Comment 24 Rafael J. Wysocki 2014-05-08 09:30:13 UTC
Well, so the behavior seems to have changed with respect to the bug subject and description.

I wonder if we should continue debugging it here or open a new bug?
Comment 25 Jake Edge 2014-05-08 14:26:38 UTC
I'm open to most anything, though I don't really use that laptop any more (except rarely for scanning, since Fedora seems to have broken that in 19 and 20, sigh, but I digress) ... want me to open a new bug?  or is there an existing bug for the fan not being turned off at boot?  or we could just drop it ...

thanks,

jake
Comment 26 Rafael J. Wysocki 2014-05-08 17:14:06 UTC
Well, depending on how much effort you're willing to spend on that. :-)

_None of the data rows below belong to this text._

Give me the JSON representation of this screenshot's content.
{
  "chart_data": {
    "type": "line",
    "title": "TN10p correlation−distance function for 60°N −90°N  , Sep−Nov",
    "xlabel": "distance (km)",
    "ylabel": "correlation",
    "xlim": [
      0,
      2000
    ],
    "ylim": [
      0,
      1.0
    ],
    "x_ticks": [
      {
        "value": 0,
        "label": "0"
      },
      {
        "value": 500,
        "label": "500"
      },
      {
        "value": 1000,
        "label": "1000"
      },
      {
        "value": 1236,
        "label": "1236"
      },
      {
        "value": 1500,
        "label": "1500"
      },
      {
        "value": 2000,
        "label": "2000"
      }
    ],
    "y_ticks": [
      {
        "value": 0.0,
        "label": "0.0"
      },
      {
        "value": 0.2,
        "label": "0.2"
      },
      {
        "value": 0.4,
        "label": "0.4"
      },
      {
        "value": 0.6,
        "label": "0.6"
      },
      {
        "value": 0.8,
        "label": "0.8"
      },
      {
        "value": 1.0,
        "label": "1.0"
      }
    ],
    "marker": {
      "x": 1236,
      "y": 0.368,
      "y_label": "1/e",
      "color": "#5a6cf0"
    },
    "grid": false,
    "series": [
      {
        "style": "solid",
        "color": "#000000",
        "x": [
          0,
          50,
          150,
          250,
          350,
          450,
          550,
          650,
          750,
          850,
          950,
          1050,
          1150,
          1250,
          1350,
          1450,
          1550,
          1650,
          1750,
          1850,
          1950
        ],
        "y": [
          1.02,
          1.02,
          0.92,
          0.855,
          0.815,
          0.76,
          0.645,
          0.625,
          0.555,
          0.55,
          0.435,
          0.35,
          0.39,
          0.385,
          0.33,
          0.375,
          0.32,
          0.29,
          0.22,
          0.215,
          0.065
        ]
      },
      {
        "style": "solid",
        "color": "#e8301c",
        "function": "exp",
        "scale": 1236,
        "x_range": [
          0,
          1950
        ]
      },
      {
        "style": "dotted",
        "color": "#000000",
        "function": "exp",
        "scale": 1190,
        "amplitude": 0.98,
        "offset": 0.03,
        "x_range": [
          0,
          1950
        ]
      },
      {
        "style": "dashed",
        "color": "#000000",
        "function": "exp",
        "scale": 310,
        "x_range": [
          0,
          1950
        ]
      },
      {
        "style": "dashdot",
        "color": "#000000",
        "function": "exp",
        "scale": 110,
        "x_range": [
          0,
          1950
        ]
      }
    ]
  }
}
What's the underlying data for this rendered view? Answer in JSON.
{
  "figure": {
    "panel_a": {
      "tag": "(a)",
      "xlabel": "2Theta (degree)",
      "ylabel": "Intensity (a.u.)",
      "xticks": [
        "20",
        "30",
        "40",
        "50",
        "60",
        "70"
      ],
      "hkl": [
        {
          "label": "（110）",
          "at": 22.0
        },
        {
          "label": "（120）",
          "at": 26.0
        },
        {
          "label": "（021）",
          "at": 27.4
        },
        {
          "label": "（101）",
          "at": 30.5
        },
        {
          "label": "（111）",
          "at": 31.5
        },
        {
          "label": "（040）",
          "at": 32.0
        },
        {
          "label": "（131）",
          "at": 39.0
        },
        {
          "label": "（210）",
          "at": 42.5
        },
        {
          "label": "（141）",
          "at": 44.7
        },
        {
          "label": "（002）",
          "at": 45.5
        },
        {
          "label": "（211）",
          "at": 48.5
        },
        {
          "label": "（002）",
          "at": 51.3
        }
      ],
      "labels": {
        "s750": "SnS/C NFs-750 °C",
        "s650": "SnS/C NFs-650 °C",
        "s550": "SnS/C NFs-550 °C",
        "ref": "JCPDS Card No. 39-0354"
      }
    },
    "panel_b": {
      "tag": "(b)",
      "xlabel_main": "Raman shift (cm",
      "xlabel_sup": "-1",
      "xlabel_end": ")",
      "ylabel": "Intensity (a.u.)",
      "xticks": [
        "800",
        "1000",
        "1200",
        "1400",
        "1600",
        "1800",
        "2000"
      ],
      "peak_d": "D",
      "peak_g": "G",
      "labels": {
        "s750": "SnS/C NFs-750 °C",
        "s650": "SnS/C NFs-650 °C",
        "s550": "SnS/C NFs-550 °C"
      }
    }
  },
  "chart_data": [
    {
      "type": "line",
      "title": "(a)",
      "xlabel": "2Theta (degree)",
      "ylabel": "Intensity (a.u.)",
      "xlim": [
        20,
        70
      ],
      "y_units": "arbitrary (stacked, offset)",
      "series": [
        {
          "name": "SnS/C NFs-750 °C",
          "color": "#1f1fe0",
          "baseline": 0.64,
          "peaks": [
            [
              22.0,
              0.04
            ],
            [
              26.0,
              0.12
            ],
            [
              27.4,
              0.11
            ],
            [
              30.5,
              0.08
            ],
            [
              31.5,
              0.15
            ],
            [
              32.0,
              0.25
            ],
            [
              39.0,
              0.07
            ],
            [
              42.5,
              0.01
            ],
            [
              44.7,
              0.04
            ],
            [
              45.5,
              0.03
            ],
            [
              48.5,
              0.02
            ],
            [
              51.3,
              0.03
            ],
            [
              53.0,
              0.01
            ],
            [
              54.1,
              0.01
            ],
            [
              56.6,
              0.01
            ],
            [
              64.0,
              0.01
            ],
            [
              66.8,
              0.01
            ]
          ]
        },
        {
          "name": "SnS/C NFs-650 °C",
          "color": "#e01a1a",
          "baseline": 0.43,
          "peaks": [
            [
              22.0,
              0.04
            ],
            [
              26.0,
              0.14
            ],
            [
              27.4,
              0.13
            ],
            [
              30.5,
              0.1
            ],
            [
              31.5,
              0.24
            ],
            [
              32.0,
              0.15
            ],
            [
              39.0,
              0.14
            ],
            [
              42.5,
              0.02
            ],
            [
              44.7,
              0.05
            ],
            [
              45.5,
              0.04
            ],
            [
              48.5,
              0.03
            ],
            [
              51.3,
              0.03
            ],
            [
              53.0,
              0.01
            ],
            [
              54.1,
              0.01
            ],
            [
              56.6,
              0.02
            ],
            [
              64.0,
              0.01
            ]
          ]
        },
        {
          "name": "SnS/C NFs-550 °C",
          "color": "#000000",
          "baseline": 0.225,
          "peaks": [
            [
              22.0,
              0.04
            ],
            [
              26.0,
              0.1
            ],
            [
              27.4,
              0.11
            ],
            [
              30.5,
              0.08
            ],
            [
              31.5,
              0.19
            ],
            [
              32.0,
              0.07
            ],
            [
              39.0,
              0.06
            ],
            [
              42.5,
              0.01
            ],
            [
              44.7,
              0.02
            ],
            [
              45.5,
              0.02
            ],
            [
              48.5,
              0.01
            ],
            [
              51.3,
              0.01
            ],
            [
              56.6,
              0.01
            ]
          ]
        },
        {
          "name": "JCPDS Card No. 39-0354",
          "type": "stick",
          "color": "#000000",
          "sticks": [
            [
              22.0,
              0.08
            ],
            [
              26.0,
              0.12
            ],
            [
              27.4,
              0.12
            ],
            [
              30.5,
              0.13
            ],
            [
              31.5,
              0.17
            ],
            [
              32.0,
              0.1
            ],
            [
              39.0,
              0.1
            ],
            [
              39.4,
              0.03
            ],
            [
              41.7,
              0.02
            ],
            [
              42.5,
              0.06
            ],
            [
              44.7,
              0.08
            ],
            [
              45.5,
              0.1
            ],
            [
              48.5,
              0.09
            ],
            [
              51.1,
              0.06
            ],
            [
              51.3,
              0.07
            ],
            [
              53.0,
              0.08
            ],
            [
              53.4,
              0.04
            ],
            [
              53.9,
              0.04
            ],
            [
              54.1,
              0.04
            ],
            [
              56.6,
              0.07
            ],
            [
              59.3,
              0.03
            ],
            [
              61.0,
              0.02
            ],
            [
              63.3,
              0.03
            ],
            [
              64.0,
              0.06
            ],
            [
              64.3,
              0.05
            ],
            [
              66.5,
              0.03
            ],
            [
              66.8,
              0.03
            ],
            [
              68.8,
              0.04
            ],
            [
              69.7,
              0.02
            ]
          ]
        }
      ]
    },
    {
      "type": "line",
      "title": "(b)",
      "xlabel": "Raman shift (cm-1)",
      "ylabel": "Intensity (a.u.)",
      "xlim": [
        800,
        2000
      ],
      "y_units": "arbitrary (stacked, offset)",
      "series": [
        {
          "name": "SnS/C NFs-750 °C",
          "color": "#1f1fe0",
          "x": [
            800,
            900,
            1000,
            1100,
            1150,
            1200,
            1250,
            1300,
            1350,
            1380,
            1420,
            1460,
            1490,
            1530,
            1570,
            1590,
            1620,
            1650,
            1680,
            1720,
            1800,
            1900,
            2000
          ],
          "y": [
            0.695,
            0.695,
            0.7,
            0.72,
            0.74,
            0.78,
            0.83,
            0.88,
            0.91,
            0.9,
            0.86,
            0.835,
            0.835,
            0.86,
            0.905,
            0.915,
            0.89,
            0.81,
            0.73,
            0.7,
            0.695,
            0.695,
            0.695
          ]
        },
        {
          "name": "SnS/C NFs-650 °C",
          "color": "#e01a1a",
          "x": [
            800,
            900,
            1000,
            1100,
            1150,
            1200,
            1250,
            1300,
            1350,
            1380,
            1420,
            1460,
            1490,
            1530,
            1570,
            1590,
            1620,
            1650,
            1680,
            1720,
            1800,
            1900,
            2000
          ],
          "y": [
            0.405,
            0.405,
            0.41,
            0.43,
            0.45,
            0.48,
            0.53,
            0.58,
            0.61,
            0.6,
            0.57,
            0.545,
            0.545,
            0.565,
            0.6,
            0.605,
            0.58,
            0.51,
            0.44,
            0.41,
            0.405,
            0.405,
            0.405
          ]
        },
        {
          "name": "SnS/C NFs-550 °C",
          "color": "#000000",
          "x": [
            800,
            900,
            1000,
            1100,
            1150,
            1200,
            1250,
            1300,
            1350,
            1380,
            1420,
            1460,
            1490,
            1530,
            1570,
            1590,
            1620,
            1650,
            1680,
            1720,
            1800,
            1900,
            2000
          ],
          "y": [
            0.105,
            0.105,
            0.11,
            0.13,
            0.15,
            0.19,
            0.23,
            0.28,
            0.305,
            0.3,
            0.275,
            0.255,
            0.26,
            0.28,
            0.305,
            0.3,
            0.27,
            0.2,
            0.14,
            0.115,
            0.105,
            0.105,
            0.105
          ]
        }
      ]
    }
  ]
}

It will involve getting some debug info from that box and trying to figure out what's wrong with it and that may be a couple of things ...
Comment 27 Jake Edge 2014-05-08 17:38:13 UTC
Well, I am certainly willing to do some debugging, so I filed another: bug #75741 ... hopefully tracking this down will help others since I don't use that laptop much any more ...
Comment 28 Rafael J. Wysocki 2014-05-08 19:03:04 UTC
OK, I'll mark this one as resolved.  Hopefully, it won't regress again suspend-wise.